In August 1947 we saw a large one at the surface pursuing a striped bass, that was being hauled aboard a fishing boat on a hand line, in the eastern side of Cape Cod Bay, where fishermen tell us that this is not an unusual happening. But this appears to be the northern boundary to their occurrence in any numbers, or with regularity. True, they are recorded at Cohasset, on the southern shore of Massachusetts Bay, where we caught one about 4 feet long, years ago in Boston Bay, and at Lynn, Mass. But so rarely does it stray north of Cape Ann that it has been reported only [page 20] twice from Casco Bay, and once from St. Andrews, New Brunswick, near the mouth of the Bay of Fundy, its most northerly known outpost, where one was taken in a weir in 1913.
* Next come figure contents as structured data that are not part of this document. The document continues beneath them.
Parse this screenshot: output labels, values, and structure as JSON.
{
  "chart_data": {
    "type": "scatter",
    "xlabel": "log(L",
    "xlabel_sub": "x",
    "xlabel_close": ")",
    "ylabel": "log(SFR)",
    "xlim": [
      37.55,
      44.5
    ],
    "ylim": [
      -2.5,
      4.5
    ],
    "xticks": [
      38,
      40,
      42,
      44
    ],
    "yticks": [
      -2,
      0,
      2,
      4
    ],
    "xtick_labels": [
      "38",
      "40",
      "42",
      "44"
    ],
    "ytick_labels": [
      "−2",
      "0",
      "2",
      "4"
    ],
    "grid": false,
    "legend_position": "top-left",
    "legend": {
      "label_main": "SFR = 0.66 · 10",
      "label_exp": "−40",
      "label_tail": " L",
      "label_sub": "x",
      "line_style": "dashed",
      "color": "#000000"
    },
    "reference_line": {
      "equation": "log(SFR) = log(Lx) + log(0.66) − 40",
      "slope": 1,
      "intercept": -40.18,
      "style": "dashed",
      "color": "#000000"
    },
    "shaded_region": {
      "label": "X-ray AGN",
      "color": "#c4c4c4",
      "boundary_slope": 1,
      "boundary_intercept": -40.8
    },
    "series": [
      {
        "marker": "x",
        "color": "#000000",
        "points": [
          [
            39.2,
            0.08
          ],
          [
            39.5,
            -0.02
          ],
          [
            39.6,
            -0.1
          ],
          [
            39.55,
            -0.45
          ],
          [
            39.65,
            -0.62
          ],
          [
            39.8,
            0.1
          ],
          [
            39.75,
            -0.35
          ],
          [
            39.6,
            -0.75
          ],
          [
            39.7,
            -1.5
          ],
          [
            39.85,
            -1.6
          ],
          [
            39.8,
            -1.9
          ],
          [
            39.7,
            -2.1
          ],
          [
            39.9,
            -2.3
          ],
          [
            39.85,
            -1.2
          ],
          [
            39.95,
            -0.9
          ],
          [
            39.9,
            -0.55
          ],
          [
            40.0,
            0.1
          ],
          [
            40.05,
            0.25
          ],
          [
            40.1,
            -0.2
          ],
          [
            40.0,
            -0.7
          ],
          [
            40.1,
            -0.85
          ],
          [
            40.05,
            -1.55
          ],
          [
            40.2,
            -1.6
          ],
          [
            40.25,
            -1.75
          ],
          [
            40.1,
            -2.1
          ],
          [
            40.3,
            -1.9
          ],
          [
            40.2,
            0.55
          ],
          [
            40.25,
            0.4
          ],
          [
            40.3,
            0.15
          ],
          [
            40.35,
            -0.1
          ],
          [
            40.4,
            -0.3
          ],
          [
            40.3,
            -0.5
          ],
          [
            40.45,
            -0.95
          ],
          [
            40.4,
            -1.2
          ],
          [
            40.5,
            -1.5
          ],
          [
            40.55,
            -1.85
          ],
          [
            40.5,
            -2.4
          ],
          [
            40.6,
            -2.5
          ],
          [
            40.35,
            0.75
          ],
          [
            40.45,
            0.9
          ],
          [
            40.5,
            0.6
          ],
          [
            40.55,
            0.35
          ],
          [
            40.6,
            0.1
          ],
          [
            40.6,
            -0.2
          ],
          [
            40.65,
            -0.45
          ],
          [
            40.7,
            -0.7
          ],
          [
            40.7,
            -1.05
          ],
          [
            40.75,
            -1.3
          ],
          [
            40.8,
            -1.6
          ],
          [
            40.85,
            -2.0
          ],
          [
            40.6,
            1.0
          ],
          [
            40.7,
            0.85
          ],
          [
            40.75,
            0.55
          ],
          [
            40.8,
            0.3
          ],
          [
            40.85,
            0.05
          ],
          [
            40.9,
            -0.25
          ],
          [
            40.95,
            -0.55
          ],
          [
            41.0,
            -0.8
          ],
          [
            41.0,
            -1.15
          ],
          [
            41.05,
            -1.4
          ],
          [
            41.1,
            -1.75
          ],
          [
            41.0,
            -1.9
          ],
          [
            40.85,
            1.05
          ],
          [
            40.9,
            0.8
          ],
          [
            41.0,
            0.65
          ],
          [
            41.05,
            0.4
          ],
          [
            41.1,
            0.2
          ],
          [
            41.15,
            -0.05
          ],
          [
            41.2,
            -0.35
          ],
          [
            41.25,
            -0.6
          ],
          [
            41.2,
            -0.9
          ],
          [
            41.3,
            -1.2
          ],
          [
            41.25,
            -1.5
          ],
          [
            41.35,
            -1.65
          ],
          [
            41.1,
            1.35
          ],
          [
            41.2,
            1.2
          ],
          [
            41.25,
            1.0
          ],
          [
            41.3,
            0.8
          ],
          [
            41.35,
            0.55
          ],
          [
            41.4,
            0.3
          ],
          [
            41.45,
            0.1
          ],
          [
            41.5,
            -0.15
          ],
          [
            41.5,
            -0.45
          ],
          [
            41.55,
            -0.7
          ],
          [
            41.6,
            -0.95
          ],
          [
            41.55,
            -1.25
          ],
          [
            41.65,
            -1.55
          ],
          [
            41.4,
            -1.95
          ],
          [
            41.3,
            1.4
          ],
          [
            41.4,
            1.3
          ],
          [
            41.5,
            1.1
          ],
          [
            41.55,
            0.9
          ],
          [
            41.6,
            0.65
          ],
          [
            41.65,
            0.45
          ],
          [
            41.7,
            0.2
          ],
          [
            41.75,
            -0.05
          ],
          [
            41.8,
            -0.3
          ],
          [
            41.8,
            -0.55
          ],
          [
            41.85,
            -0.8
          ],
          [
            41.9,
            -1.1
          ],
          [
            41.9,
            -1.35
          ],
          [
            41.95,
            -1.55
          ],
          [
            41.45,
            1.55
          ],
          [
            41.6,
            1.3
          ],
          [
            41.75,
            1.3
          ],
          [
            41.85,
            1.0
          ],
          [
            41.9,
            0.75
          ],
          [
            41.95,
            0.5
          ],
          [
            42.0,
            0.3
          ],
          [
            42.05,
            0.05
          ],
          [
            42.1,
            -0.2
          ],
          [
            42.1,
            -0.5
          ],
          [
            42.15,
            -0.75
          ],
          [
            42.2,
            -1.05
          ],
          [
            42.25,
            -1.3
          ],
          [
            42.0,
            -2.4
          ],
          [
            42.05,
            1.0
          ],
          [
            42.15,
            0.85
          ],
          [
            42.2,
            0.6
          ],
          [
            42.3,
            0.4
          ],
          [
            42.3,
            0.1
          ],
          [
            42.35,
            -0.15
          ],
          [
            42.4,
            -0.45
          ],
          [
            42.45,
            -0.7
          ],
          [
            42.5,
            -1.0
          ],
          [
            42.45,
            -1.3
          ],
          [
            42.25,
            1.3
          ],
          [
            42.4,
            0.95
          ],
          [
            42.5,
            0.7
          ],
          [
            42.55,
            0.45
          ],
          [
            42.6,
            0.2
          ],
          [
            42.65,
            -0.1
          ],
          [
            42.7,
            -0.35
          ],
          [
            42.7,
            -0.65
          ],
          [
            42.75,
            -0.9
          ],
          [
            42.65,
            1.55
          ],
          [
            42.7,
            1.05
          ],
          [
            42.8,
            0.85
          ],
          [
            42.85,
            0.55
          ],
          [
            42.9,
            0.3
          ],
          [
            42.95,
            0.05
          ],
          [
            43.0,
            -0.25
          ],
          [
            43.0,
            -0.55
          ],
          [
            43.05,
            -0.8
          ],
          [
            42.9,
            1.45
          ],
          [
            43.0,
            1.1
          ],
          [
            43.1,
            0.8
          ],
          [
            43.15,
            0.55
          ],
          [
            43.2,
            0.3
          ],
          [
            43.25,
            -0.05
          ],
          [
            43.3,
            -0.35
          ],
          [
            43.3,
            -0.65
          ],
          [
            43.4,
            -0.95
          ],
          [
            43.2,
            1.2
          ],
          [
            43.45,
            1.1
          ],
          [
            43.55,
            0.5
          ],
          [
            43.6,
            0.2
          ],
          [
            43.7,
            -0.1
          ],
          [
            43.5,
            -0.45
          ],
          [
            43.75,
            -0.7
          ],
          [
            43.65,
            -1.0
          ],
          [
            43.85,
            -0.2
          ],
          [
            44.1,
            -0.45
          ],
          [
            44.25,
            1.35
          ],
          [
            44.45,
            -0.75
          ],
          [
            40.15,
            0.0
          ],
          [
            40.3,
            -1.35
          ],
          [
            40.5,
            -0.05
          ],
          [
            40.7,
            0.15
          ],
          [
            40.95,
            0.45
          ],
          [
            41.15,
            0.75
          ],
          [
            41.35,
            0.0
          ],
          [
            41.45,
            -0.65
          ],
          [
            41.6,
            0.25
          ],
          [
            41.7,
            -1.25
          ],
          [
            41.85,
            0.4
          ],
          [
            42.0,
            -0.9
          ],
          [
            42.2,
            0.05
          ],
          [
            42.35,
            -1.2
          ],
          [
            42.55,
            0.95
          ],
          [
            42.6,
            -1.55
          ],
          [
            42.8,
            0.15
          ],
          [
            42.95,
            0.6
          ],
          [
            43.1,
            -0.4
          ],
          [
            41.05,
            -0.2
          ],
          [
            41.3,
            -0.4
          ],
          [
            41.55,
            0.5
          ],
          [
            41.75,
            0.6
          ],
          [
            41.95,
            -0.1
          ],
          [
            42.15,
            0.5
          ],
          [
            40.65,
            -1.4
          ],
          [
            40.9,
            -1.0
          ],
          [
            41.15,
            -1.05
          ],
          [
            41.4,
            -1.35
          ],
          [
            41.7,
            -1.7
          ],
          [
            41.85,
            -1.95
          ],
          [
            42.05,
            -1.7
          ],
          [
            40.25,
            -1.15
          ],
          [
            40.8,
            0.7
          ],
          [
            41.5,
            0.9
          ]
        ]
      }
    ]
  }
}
In New England waters the sand shark occurs only as a summer visitor. The winter home of those that summer along the northeastern United States is not known, nor has any increase been noted in Florida waters (where they are taken at all times of year) coincident with their winter disappearance from the northern part of their range. Like various bony fishes they may move offshore, and perhaps southward, to escape winter chilling.
There were commercial fisheries for the sand shark around Nantucket during the first quarter of the present century, but these were short lived, reputedly because of exhaustion of the local stock. And the sand shark is of no commercial importance on the New England coast at present. Westward from Cape Cod it is of some interest to anglers, who catch considerable numbers, both as objects of special pursuit, for it takes almost any natural bait readily, or incidentally while surf casting for better fish. But it is not plentiful enough in the Gulf of Maine to be worth fishing for.
There is no record of attacks by sand sharks on human beings in North American waters, though bathers often come close to them. Our own experience bears this out; in fact, it is looked upon as a harmless nuisance on the New England coast wherever it is plentiful enough to be familiar. But its relative (or relatives) of East Indian waters have a more sinister reputation.
 For an account of the embryos, see Springer, Copeia, 1948, No. 3, pp. 153-156.